In this case, we have not been provided with any explanation for Dr. Lawhead's failure to retrieve the vital signs data from the Datex monitor. The parties have also not pointed to any evidence which establishes whether the standard of care requires the preservation of such data. Without such evidence, we will rely on the "presumption that professionals perform their professional services in an ordinarily skillful manner."[14] Accordingly, we conclude that Dr. Lawhead did not deviate from the standard of care by failing to record or print the information on the Datex monitor.[15]

Under these circumstances, and in light of the warning that the presumption charge should be given only in exceptional cases,[16] we conclude that the trial court did not err in refusing to instruct the jury as requested.

Judgment affirmed.

ANDREWS, P.J., and ELLINGTON, J., concur.

NOTES

[1] In an offer of proof made outside the jury's presence, plaintiffs established that Dr. Caplan would have pre-oxygenated Johnson.

[2] McNabb v. Landis, 223 Ga.App. 894, 896(5), 479 S.E.2d 194 (1996).

[3] See id.

[4] See id.

[5] Plaintiffs argue that in one such instance defendants questioned their own witness, Dr. Richard Lodise, whether he would have pre-oxygenated Johnson. We have carefully scrutinized that portion of the transcript cited by plaintiffs, however, and find that the questioning was strictly limited to the standard of care. Thus, inasmuch as the argument is unsupported by the record, it has no merit.

[6] We do not consider "arguments neither raised nor ruled on by the court below and that are asserted for the first time on appeal." (Punctuation omitted.) Leal v. Hobbs, 245 Ga.App. 443, 447(2)(b), 538 S.E.2d 89 (2000).

[7] See McNabb, supra.

[8] (Punctuation omitted.) Lee v. Bartusek, 205 Ga.App. 551(1), 422 S.E.2d 570 (1992).

[9] 179 Ga. 23, 31, 174 S.E. 708 (1934).

[10] See Chapman v. Auto Owners Ins. Co., 220 Ga.App. 539, 542, 469 S.E.2d 783 (1996).

[11] See id.

[12] (Emphasis supplied.) Welsh v. United States, 844 F.2d 1239, 1246 (6th Cir.1988).

[13] Akiona v. United States, 938 F.2d 158, 161 (9th Cir.1991).

[14] Wilson v. Muhanna, 213 Ga.App. 704, 705-706(1), 445 S.E.2d 540 (1994) (physical precedent only).
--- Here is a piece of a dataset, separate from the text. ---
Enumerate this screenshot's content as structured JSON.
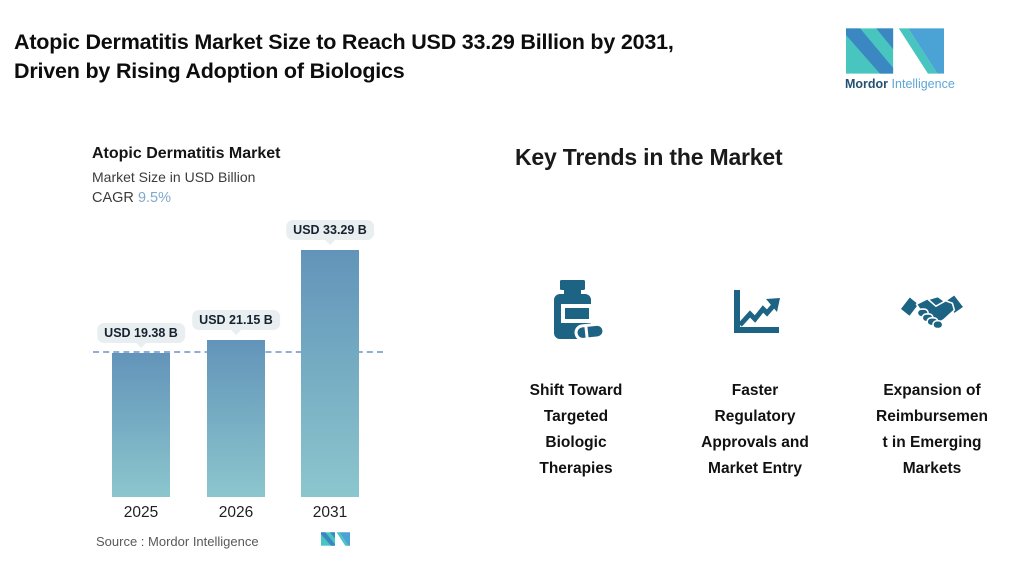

[15] See id. For a general discussion of cases considering whether a presumption should arise from the intentional or negligent failure of a health care provider to produce medical records see Fischer, Annotation, Medical Malpractice: Presumption or Inference from Failure of Hospital or Doctor to Produce Relevant Medical Records, 69 A.L.R. 4th 906 (2000).

[16] See Childs, supra at 31, 174 S.E. 708.